The central question is:

How small can the target dimension be while preserving pairwise distances?

Random Linear Maps

Let $R \in \mathbb{R}^{n\times N}$ be a random matrix and define the linear map $f(x) = \frac{1}{\sqrt{n}} R x.$

Common choices for $R$ include:

i.i.d. Gaussian entries $R_{ij}\sim \mathcal N(0,1)$,
i.i.d. Rademacher entries $R_{ij}\in{\pm1}$ with equal probability,
sparse or structured random matrices.

The normalization ensures that $\mathbb E|f(x)|_2^2=|x|_2^2$.

Johnson–Lindenstrauss Lemma

The foundational result in random projection theory is the Johnson–Lindenstrauss (JL) lemma.

Let $Q={x_1,\ldots,x_q}\subset\mathbb{R}^N$ and let $\epsilon\in(0,1)$. There exists a linear map $f:\mathbb{R}^N\to\mathbb{R}^n$ with $n = O\!\left(\frac{\log q}{\epsilon^2}\right)$ such that, for all $u,v\in Q$, $(1-\epsilon)\|u-v\|_2^2 \le \|f(u)-f(v)\|_2^2 \le (1+\epsilon)\|u-v\|_2^2.$

Moreover, a random projection with i.i.d. Gaussian or Rademacher entries satisfies this property with high probability.

Interpretation

The embedding dimension $n$ depends logarithmically on the number of points, not on the ambient dimension $N$.
Pairwise Euclidean distances are approximately preserved.
The result is non-adaptive: the same random map works for all pairs in $Q$.
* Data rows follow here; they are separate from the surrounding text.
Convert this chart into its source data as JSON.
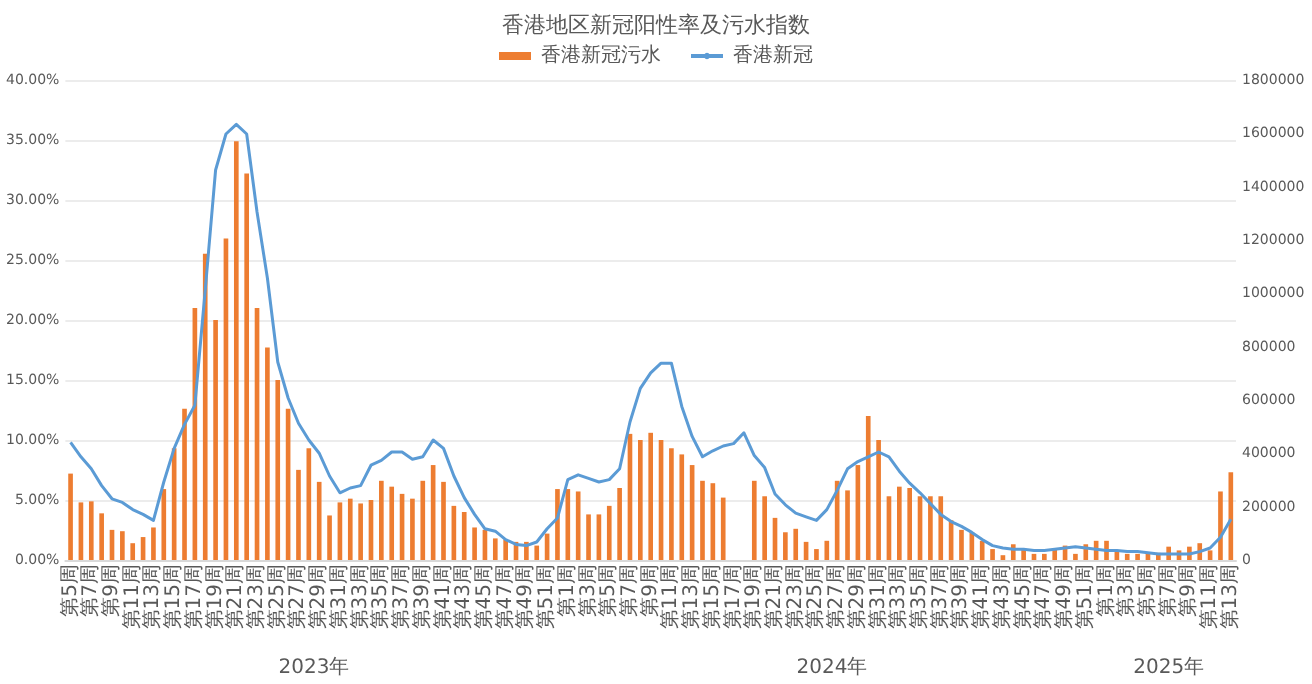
{
  "chart_data": {
    "type": "bar",
    "title": "香港地区新冠阳性率及污水指数",
    "categories": [
      "第5周",
      null,
      "第7周",
      null,
      "第9周",
      null,
      "第11周",
      null,
      "第13周",
      null,
      "第15周",
      null,
      "第17周",
      null,
      "第19周",
      null,
      "第21周",
      null,
      "第23周",
      null,
      "第25周",
      null,
      "第27周",
      null,
      "第29周",
      null,
      "第31周",
      null,
      "第33周",
      null,
      "第35周",
      null,
      "第37周",
      null,
      "第39周",
      null,
      "第41周",
      null,
      "第43周",
      null,
      "第45周",
      null,
      "第47周",
      null,
      "第49周",
      null,
      "第51周",
      null,
      "第1周",
      null,
      "第3周",
      null,
      "第5周",
      null,
      "第7周",
      null,
      "第9周",
      null,
      "第11周",
      null,
      "第13周",
      null,
      "第15周",
      null,
      "第17周",
      null,
      "第19周",
      null,
      "第21周",
      null,
      "第23周",
      null,
      "第25周",
      null,
      "第27周",
      null,
      "第29周",
      null,
      "第31周",
      null,
      "第33周",
      null,
      "第35周",
      null,
      "第37周",
      null,
      "第39周",
      null,
      "第41周",
      null,
      "第43周",
      null,
      "第45周",
      null,
      "第47周",
      null,
      "第49周",
      null,
      "第51周",
      null,
      "第1周",
      null,
      "第3周",
      null,
      "第5周",
      null,
      "第7周",
      null,
      "第9周",
      null,
      "第11周",
      null,
      "第13周"
    ],
    "series": [
      {
        "name": "香港新冠污水",
        "axis": "y2",
        "color": "#ed7d31",
        "values": [
          324000,
          216000,
          220000,
          175000,
          113000,
          108000,
          63000,
          86000,
          122000,
          266000,
          419000,
          567000,
          945000,
          1148000,
          900000,
          1206000,
          1570000,
          1449000,
          945000,
          797000,
          675000,
          567000,
          338000,
          419000,
          293000,
          167000,
          216000,
          230000,
          212000,
          225000,
          297000,
          275000,
          248000,
          230000,
          297000,
          356000,
          293000,
          203000,
          180000,
          122000,
          113000,
          81000,
          77000,
          68000,
          68000,
          54000,
          99000,
          266000,
          266000,
          257000,
          171000,
          171000,
          203000,
          270000,
          473000,
          450000,
          477000,
          450000,
          419000,
          396000,
          356000,
          297000,
          288000,
          234000,
          null,
          null,
          297000,
          239000,
          158000,
          104000,
          117000,
          68000,
          41000,
          72000,
          297000,
          261000,
          356000,
          540000,
          450000,
          239000,
          275000,
          270000,
          239000,
          239000,
          239000,
          149000,
          113000,
          104000,
          72000,
          41000,
          18000,
          59000,
          41000,
          23000,
          23000,
          41000,
          54000,
          23000,
          59000,
          72000,
          72000,
          32000,
          23000,
          23000,
          23000,
          27000,
          50000,
          36000,
          50000,
          63000,
          36000,
          257000,
          329000
        ]
      },
      {
        "name": "香港新冠",
        "type": "line",
        "axis": "y",
        "color": "#5b9bd5",
        "values": [
          9.8,
          8.6,
          7.6,
          6.2,
          5.1,
          4.8,
          4.2,
          3.8,
          3.3,
          6.5,
          9.3,
          11.3,
          12.9,
          22.5,
          32.5,
          35.5,
          36.3,
          35.5,
          29,
          23.5,
          16.5,
          13.5,
          11.4,
          10,
          8.9,
          7,
          5.6,
          6,
          6.2,
          7.9,
          8.3,
          9,
          9,
          8.4,
          8.6,
          10,
          9.3,
          7,
          5.2,
          3.8,
          2.6,
          2.4,
          1.7,
          1.3,
          1.2,
          1.5,
          2.6,
          3.5,
          6.7,
          7.1,
          6.8,
          6.5,
          6.7,
          7.6,
          11.5,
          14.3,
          15.6,
          16.4,
          16.4,
          12.8,
          10.3,
          8.6,
          9.1,
          9.5,
          9.7,
          10.6,
          8.7,
          7.7,
          5.5,
          4.6,
          3.9,
          3.6,
          3.3,
          4.2,
          5.8,
          7.6,
          8.2,
          8.6,
          9,
          8.6,
          7.4,
          6.4,
          5.6,
          4.7,
          3.8,
          3.2,
          2.8,
          2.3,
          1.7,
          1.2,
          1,
          0.9,
          0.9,
          0.8,
          0.8,
          0.9,
          1,
          1.1,
          1,
          0.9,
          0.8,
          0.8,
          0.7,
          0.7,
          0.6,
          0.5,
          0.5,
          0.5,
          0.5,
          0.7,
          1,
          1.9,
          3.4
        ]
      }
    ],
    "ylim": [
      0,
      40
    ],
    "yticks": [
      {
        "value": 0,
        "label": "0.00%"
      },
      {
        "value": 5,
        "label": "5.00%"
      },
      {
        "value": 10,
        "label": "10.00%"
      },
      {
        "value": 15,
        "label": "15.00%"
      },
      {
        "value": 20,
        "label": "20.00%"
      },
      {
        "value": 25,
        "label": "25.00%"
      },
      {
        "value": 30,
        "label": "30.00%"
      },
      {
        "value": 35,
        "label": "35.00%"
      },
      {
        "value": 40,
        "label": "40.00%"
      }
    ],
    "y2lim": [
      0,
      1800000
    ],
    "y2ticks": [
      0,
      200000,
      400000,
      600000,
      800000,
      1000000,
      1200000,
      1400000,
      1600000,
      1800000
    ],
    "grid": "y",
    "legend": "top",
    "marker": "none",
    "annotations": [
      "2023年",
      "2024年",
      "2025年"
    ]
  }
}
This phenomenon is a manifestation of concentration of measure in high- dimensional probability.

Distance and Inner Product Preservation

Distance preservation implies approximate inner product preservation. For centered data, $\langle u,v\rangle = \frac{1}{2}\left(\|u\|_2^2 + \|v\|_2^2 - \|u-v\|_2^2\right).$

Thus, JL embeddings preserve:

angles between vectors,
cosine similarity,
norms of individual vectors.

Subspace Embeddings

The JL lemma extends beyond finite point sets.

Let $S\subset\mathbb{R}^N$ be a fixed $k$-dimensional subspace. A random projection $f:\mathbb{R}^N\to\mathbb{R}^n$ with $n = O\!\left(\frac{k}{\epsilon^2}\right)$ satisfies $(1-\epsilon)\|x\|_2^2 \le \|f(x)\|_2^2 \le (1+\epsilon)\|x\|_2^2 \quad \forall x\in S$ with high probability.

Such maps are called oblivious subspace embeddings.

Random projections are geometry-preserving, not data-adaptive.

They complement, rather than replace, structured decompositions like SVD.

JL-type results explain why high-dimensional data often behaves “as if” it were low-dimensional.